Council fails to wrap up purchase of police station


Slower-than-expected progress in negotiations prevented the Westminster City Council from concluding its anticipated purchase of a new police station Monday.

But the council took two steps to relieve overcrowding in government offices, agreeing to move city recreation offices to Longwell Municipal Center -- without major changes to improve accessibility for the disabled -- and to renew a search for disabled-accessible rental space for the city housing and community development offices.

Mayor W. Benjamin Brown said negotiations have not stalled in the city's effort to buy the former Westminster Auto Parts store at 36 Locust St. for conversion to a police station. He said a point requiring clarification prevented him from being able to bring the council an agreement at its meeting.

The council authorized conversion of a women's restroom on the main floor of the Longwell Center to accommodate wheelchair users, but held off on other renovations that will meet requirements of the federal Americans with Disabilities Act and create office space to relieve overcrowding at City Hall.

Councilwoman Rebecca A. Orenstein lobbied unsuccessfully for further delays in both the Longwell Center renovations and a project to make City Hall accessible to the disabled.

Orenstein sought a four-month deferral for a citizens commission to review the changes. The councilwoman said she didn't want to leave a legacy of "botched" buildings.

The city government has had a $40,000 study of the project in hand for a year, Councilman Kenneth M. Yowan countered. "I don't think anyone is going to accuse us of moving too fast," he said.

Orenstein said she remains opposed to a proposed addition at the side of the Longwell Center that would house a stairwell. If the city uses the top floor of the building for an after-school recreation program as planned, fire regulations would require a second exit, which the stairs would provide.

Architect Dean Camlin of Camlin/Arbaugh & Associates Inc. designed exterior stairs to preserve space inside the building.

In other action, the council:

* Met in closed session with city attorney John B. Walsh Jr. to discuss a dispute between Robert H. Lennon and David B. Weisgerber, owners of a building at 6 E. Main St., and Brady Bryson, owner of Locust Wines at 10 E. Main St. The dispute is over public access to a driveway that leads to the wine shop.

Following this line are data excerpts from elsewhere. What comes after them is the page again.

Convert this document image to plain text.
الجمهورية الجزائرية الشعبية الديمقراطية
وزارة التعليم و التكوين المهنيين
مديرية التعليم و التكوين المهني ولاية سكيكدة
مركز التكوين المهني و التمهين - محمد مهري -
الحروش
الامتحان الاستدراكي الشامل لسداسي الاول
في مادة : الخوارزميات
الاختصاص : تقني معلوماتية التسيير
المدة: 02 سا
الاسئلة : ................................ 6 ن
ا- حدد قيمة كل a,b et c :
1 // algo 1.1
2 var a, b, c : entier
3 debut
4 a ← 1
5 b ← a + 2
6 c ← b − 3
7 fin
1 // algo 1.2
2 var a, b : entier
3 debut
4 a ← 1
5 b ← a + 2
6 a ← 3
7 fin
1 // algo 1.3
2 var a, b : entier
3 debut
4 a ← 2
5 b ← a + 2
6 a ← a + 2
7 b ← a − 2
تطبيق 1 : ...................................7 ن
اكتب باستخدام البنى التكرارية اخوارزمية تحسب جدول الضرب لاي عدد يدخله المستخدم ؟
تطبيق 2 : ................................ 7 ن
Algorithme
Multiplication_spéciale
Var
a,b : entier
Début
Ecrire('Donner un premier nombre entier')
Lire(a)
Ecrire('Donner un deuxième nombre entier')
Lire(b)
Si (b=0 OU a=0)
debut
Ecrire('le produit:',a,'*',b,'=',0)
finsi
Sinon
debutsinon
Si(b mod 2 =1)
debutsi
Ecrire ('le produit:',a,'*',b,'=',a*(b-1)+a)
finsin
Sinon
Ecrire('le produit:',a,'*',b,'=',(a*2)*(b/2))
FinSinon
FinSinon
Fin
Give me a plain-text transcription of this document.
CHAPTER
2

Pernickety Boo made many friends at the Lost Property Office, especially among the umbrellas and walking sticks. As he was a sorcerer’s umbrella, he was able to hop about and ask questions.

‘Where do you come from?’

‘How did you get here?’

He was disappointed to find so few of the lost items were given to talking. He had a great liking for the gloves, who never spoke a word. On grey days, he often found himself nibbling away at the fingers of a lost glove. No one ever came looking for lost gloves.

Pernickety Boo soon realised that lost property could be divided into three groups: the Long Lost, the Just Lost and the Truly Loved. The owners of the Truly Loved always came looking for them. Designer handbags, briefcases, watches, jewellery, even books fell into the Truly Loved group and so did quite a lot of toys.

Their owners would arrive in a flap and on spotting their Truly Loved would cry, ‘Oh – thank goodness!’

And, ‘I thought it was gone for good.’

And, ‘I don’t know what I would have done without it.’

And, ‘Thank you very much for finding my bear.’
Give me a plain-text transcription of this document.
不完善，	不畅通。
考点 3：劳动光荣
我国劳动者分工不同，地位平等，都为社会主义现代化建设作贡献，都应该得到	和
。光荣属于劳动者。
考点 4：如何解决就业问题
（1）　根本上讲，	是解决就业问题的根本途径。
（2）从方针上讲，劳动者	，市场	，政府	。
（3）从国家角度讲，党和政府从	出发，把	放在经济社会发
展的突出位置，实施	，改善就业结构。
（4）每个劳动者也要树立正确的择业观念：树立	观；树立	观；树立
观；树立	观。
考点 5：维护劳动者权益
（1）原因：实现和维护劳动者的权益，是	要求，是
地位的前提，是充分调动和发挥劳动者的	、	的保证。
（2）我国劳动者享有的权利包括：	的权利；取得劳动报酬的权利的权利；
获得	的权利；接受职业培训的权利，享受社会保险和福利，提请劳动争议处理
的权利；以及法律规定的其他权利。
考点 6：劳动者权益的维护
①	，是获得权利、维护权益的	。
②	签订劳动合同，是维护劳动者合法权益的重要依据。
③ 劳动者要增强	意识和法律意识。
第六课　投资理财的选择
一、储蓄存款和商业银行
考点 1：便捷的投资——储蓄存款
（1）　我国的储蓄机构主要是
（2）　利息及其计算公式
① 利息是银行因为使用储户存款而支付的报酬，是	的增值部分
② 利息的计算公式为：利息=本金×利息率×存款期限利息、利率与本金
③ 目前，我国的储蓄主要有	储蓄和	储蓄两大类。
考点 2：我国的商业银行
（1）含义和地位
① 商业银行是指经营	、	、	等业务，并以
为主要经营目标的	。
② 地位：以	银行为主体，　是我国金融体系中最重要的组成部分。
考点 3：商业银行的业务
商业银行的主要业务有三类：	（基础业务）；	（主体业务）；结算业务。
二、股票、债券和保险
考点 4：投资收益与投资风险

Bryson's attorney, James W. Davis, told the council in public session that Weisgerber and Lennon have blocked a public right of way.

* Deferred a request from Orenstein for a citizens commission to review environmental regulations and "the appearance of Westminster." The mayor said he will meet with the councilwoman to come up with a more concrete outline of the proposed commission's function.

* Awarded a three-year contract for city employees' uniforms to Baltimore Uniform Rental despite a last-minute effort by Brown to get a Westminster company to lower its prices to qualify for the contract.

The mayor said he had contacted Modern Ideal Laundry and Cleaners, whose original quotation was $2,500 higher than the Baltimore supplier. He said Modern Ideal agreed to reduce its price, although it remained higher than Baltimore Uniform Rental.

Councilman Stephen R. Chapin raised a fairness issue in allowing one bidder to alter its price after the bids had been submitted.